Top 400 AGI Taxpayers Keep Getting Richer

The 400 taxpayers with the highest adjusted gross incomes in the United States made, in 2006, on average, $277,444,330 (in inflation adjusted 2008 dollars).

By comparison (in inflation adjusted 2008 dollars) the comparable numbers were:

2002 -- $122,872,340
1997 -- $123,142,970
1992 -- $70,843,660

The bulk of the incomes of the higher 400 AGI taxpayers are unearned. In 2006, the average top 400 AGI taxpayer received 63% of their AGI from capital gains, 7% of their AGI from dividends, and 8% of their AGI from interest. Thus, 78% of their income comes from these three sources of unearned income. Other sources of unearned income, such as rental property income, were not broken out separately, so average earned income is an even small percentage of the total.
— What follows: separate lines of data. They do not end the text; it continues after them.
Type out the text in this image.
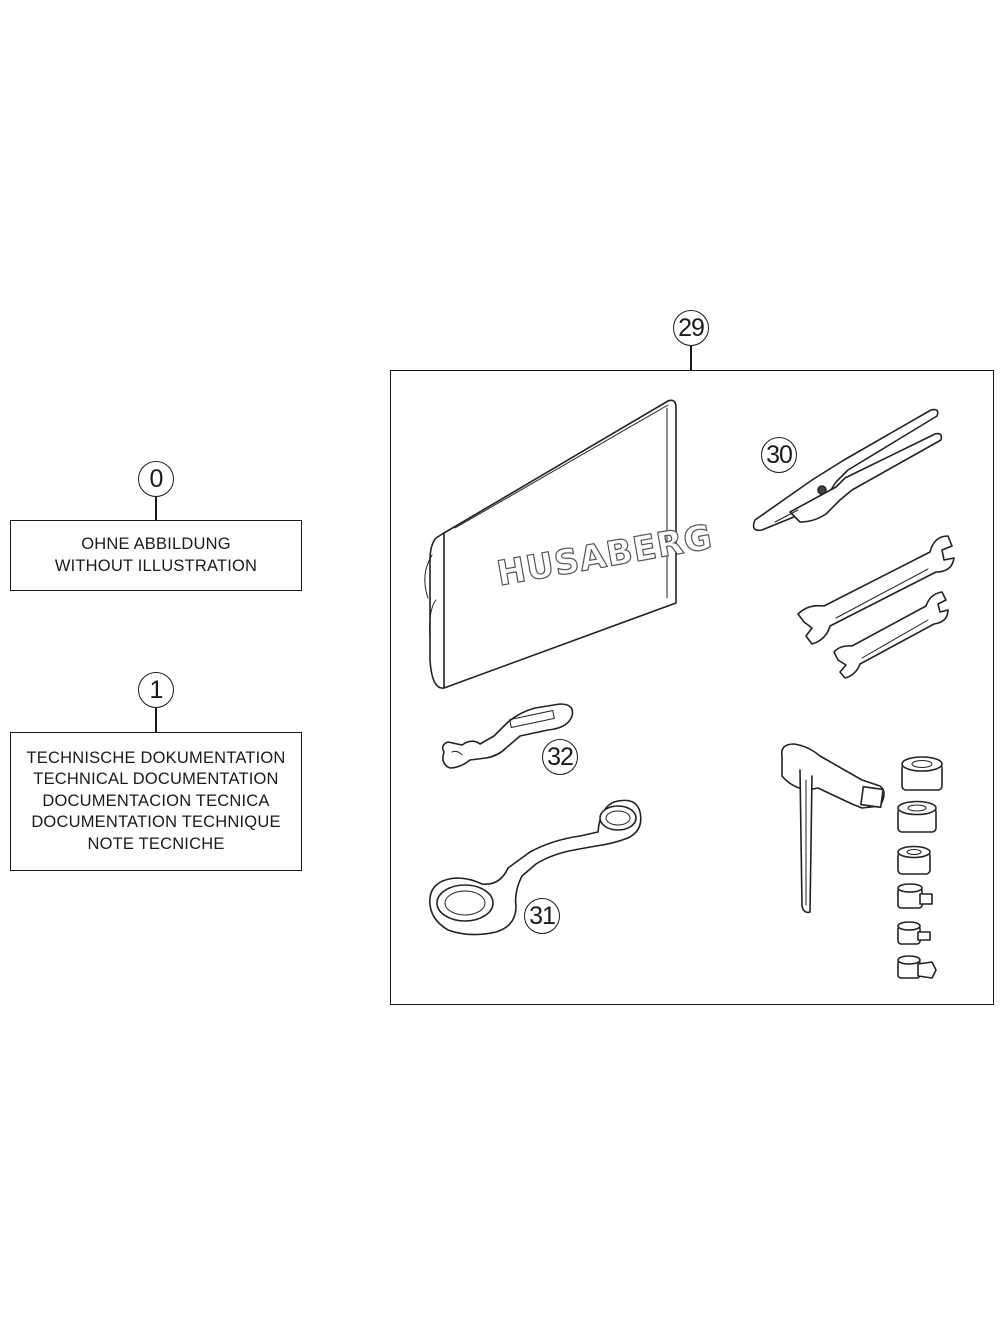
0
OHNE ABBILDUNG
WITHOUT ILLUSTRATION
1
TECHNISCHE DOKUMENTATION
TECHNICAL DOCUMENTATION
DOCUMENTACION TECNICA
DOCUMENTATION TECHNIQUE
NOTE TECNICHE
29
HUSABERG
30
32
31
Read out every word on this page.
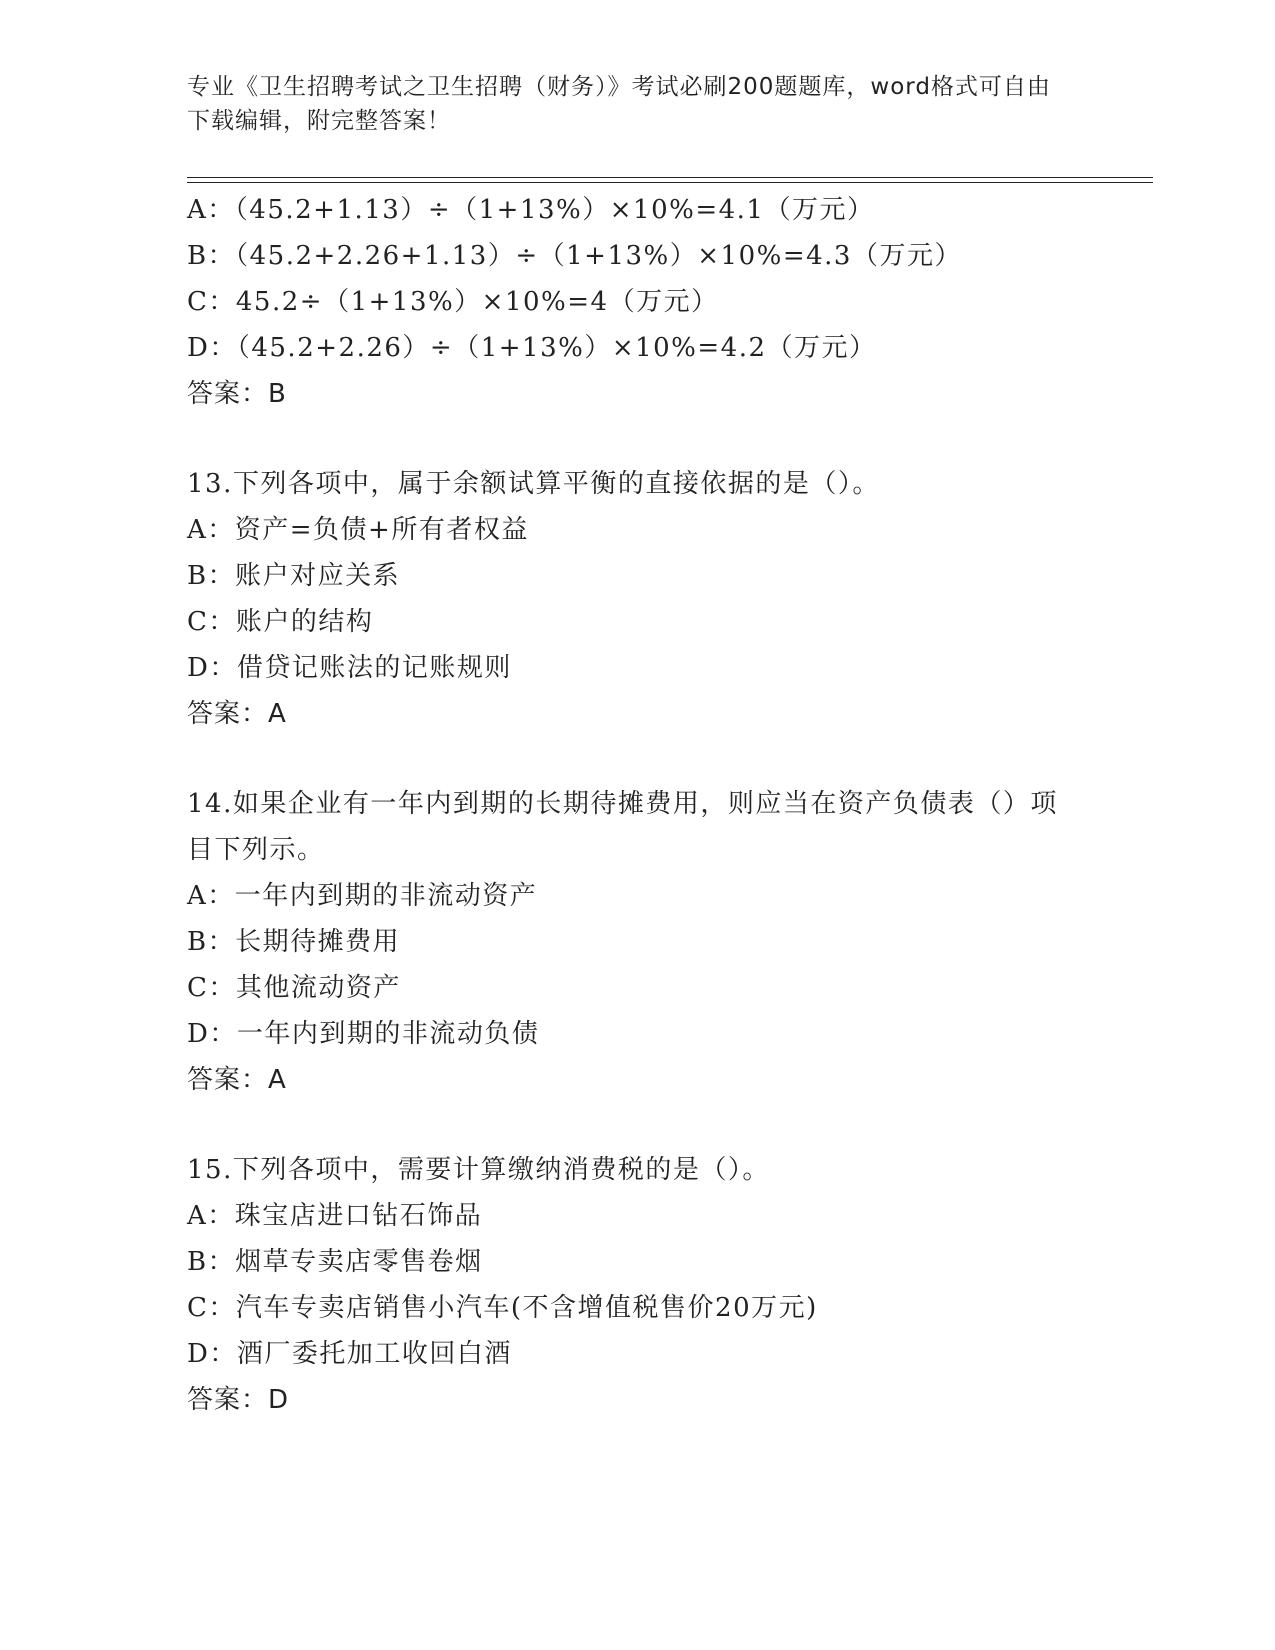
专业《卫生招聘考试之卫生招聘（财务）》考试必刷200题题库，word格式可自由下载编辑，附完整答案！
A：（45.2+1.13）÷（1+13%）×10%=4.1（万元）
B：（45.2+2.26+1.13）÷（1+13%）×10%=4.3（万元）
C：45.2÷（1+13%）×10%=4（万元）
D：（45.2+2.26）÷（1+13%）×10%=4.2（万元）
答案：B
13.下列各项中，属于余额试算平衡的直接依据的是（）。
A：资产=负债+所有者权益
B：账户对应关系
C：账户的结构
D：借贷记账法的记账规则
答案：A
14.如果企业有一年内到期的长期待摊费用，则应当在资产负债表（）项目下列示。
A：一年内到期的非流动资产
B：长期待摊费用
C：其他流动资产
D：一年内到期的非流动负债
答案：A
15.下列各项中，需要计算缴纳消费税的是（）。
A：珠宝店进口钻石饰品
B：烟草专卖店零售卷烟
C：汽车专卖店销售小汽车(不含增值税售价20万元)
D：酒厂委托加工收回白酒
答案：D
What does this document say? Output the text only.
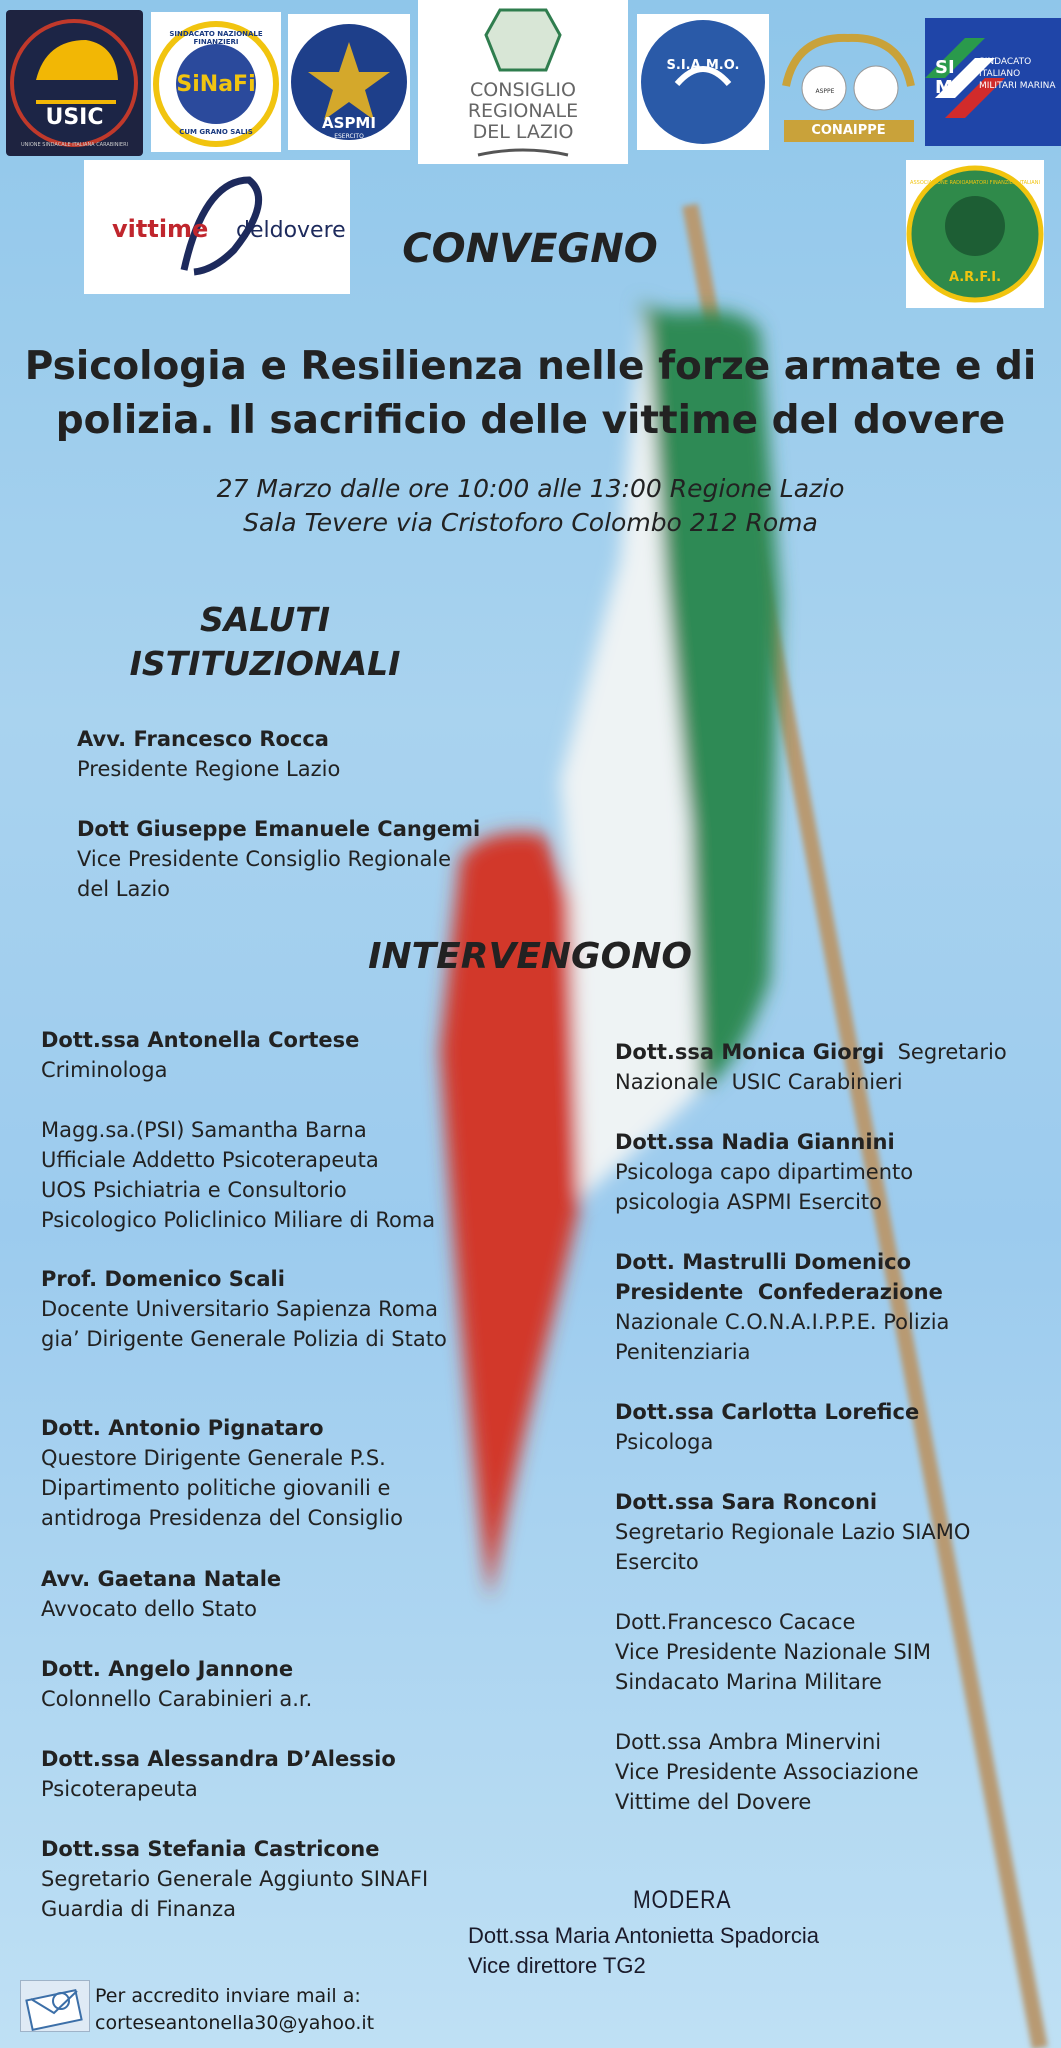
USIC
UNIONE SINDACALE ITALIANA CARABINIERI
SiNaFi
SINDACATO NAZIONALE FINANZIERI
CUM GRANO SALIS	ASPMI
ESERCITO
CONSIGLIO
REGIONALE
DEL LAZIO
S.I.A.M.O.
ASPPE
CONAIPPE
SIM
SINDACATO ITALIANO MILITARI MARINA
vittime deldovere
A.R.F.I.
ASSOCIAZIONE RADIOAMATORI FINANZIERI ITALIANI
CONVEGNO
Psicologia e Resilienza nelle forze armate e di
polizia. Il sacrificio delle vittime del dovere
27 Marzo dalle ore 10:00 alle 13:00 Regione Lazio
Sala Tevere via Cristoforo Colombo 212 Roma
SALUTI
ISTITUZIONALI
Avv. Francesco Rocca
Presidente Regione Lazio
Dott Giuseppe Emanuele Cangemi
Vice Presidente Consiglio Regionale
del Lazio
INTERVENGONO
Dott.ssa Antonella Cortese
Criminologa
Magg.sa.(PSI) Samantha Barna
Ufficiale Addetto Psicoterapeuta
UOS Psichiatria e Consultorio
Psicologico Policlinico Miliare di Roma
Prof. Domenico Scali
Docente Universitario Sapienza Roma
gia’ Dirigente Generale Polizia di Stato
Dott. Antonio Pignataro
Questore Dirigente Generale P.S.
Dipartimento politiche giovanili e
antidroga Presidenza del Consiglio
Avv. Gaetana Natale
Avvocato dello Stato
Dott. Angelo Jannone
Colonnello Carabinieri a.r.
Dott.ssa Alessandra D’Alessio
Psicoterapeuta
Dott.ssa Stefania Castricone
Segretario Generale Aggiunto SINAFI
Guardia di Finanza
Dott.ssa Monica Giorgi  Segretario
Nazionale  USIC Carabinieri
Dott.ssa Nadia Giannini
Psicologa capo dipartimento
psicologia ASPMI Esercito
Dott. Mastrulli Domenico
Presidente  Confederazione
Nazionale C.O.N.A.I.P.P.E. Polizia
Penitenziaria
Dott.ssa Carlotta Lorefice
Psicologa
Dott.ssa Sara Ronconi
Segretario Regionale Lazio SIAMO
Esercito
Dott.Francesco Cacace
Vice Presidente Nazionale SIM
Sindacato Marina Militare
Dott.ssa Ambra Minervini
Vice Presidente Associazione
Vittime del Dovere
MODERA
Dott.ssa Maria Antonietta Spadorcia
Vice direttore TG2
Per accredito inviare mail a:
corteseantonella30@yahoo.it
The average tax paid by these taxpayers as a percentage of AGI is 17.2% (lower than any of the previous time periods), largely as a result of tax preferences available for capital gain and dividend payments.

The figures do not reflect income which is excluded from income entirely under the tax code, the most material of which, in this tax bracket, is non-taxable municipal bond income.

The figures also don't distinguish between compensation in the form of stock options and fund manager interests that are essentially bonus compensation for services, but are treated as capital gains for tax purposes, and capital gains that are a function of gains on investments purchased for cash by third party investors.

The slight slip in inflation adjusted returns between 1997 and 2002 reflects the tech bust. The 2006 numbers, of course, do not reflect the collapse in the capital markets in 2008.